I was considering using them for long term positions in US ETFs, but when I extrapolated the cost impacts from 5 days to 365, I realized they'd cost >30% per year to hold. Let me do a sanity check to prove my point. To eliminate the possibility of this being an issue with my account being euro denominated, let's considered those ETF domiciled in the EU. https://www.tradingview.com/symbols/XETR-SXR8/ According to TradingView this is the ETF with most assets under management in Germany at around 100B. For 20k euros, the Cost Impact says that the ongoing cost of holding the position for 5 days is 0.5%, which comes down to 36.5% per year, so it isn't an exaggeration at all. The IB CFD commissions page says they should only cost within 1.5% of the overnight rate, but this is clearly way above that, so I am wondering what the deal with CFDs is. https://www.interactivebrokers.ie/en/trading/ibkr-share-cfds.php For reference this is what the interest rates on CFDs should be.
Ok, I finally realized why the fees seem so high. It's basing them off the investment in base ccy rather than the order value. CFDs offer around 7.5:1 leverage, so I should be dividing the 36% by 7.5 in order to get the actual interest rate. And in fact, as an EU customer I seem to have access to that same kind of insane buying power even for regular stocks.
The CFD designers of course know that the US stock market has a long-term upward trend, for known reasons. As a result, if you use leverage, you'll always be charged on the borrowed money part (there are some rare exceptions in certain CFDs where there's a positive swap aka you get credited daily, the more the more borrowed money you use) on US stock indices and probably most other stockindex cfds, too. Otherwise, the broker would lose in the long-term.

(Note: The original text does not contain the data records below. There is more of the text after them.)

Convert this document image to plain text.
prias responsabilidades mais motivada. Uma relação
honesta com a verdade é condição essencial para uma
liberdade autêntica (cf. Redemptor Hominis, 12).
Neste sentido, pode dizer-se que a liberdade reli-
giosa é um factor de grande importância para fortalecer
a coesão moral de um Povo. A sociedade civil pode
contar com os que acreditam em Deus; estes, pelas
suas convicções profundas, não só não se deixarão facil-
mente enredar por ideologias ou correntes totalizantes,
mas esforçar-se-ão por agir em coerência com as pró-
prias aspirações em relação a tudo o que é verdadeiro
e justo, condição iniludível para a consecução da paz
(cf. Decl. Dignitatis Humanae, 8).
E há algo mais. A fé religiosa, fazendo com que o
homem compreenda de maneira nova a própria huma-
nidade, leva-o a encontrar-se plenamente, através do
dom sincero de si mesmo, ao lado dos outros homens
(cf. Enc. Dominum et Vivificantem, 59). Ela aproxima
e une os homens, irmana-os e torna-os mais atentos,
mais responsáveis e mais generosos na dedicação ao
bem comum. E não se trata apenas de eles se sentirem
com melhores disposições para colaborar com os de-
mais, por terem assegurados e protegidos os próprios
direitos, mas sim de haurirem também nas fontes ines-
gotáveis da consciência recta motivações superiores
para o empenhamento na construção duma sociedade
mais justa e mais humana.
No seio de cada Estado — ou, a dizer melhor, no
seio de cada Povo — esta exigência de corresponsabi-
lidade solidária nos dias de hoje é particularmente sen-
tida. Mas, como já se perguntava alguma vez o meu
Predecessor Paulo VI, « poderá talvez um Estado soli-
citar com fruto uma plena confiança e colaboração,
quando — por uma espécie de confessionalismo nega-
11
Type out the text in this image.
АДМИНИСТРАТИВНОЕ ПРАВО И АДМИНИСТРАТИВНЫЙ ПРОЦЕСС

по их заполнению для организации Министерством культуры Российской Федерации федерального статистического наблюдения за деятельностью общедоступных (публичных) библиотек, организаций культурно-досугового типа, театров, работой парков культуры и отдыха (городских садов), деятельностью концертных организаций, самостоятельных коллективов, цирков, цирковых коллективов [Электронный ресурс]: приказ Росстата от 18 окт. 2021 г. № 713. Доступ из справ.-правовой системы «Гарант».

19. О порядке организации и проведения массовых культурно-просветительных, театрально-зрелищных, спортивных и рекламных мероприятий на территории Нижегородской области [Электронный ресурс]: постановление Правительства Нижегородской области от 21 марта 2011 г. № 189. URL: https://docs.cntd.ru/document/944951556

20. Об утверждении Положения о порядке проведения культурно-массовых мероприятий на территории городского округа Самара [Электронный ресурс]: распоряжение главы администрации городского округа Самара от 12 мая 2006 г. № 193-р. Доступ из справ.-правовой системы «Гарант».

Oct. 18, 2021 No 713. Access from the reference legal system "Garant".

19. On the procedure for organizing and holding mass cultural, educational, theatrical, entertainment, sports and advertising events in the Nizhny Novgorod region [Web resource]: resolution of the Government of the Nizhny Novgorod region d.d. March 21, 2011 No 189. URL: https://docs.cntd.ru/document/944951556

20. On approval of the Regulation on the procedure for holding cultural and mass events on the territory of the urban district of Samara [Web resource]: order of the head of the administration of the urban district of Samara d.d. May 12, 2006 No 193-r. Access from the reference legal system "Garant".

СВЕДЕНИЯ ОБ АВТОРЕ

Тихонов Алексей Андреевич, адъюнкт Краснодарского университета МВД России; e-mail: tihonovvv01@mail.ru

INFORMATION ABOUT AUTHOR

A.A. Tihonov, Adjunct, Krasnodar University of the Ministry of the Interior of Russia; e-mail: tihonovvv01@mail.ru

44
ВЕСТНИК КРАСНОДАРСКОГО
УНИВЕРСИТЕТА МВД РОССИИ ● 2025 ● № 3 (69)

That makes it sound like it works as margin does with regular leveraged stock purchases, but the way I understand it, with CFDs I'd be charged the interest fees regardless of whether I have enough money in the account to cover the entire investment, right? Otherwise, why would the Cost Impact page show the financing cost? I understand that with CFDs I am trading against the broker, but nothing is stopping IB from hedging the position I opened.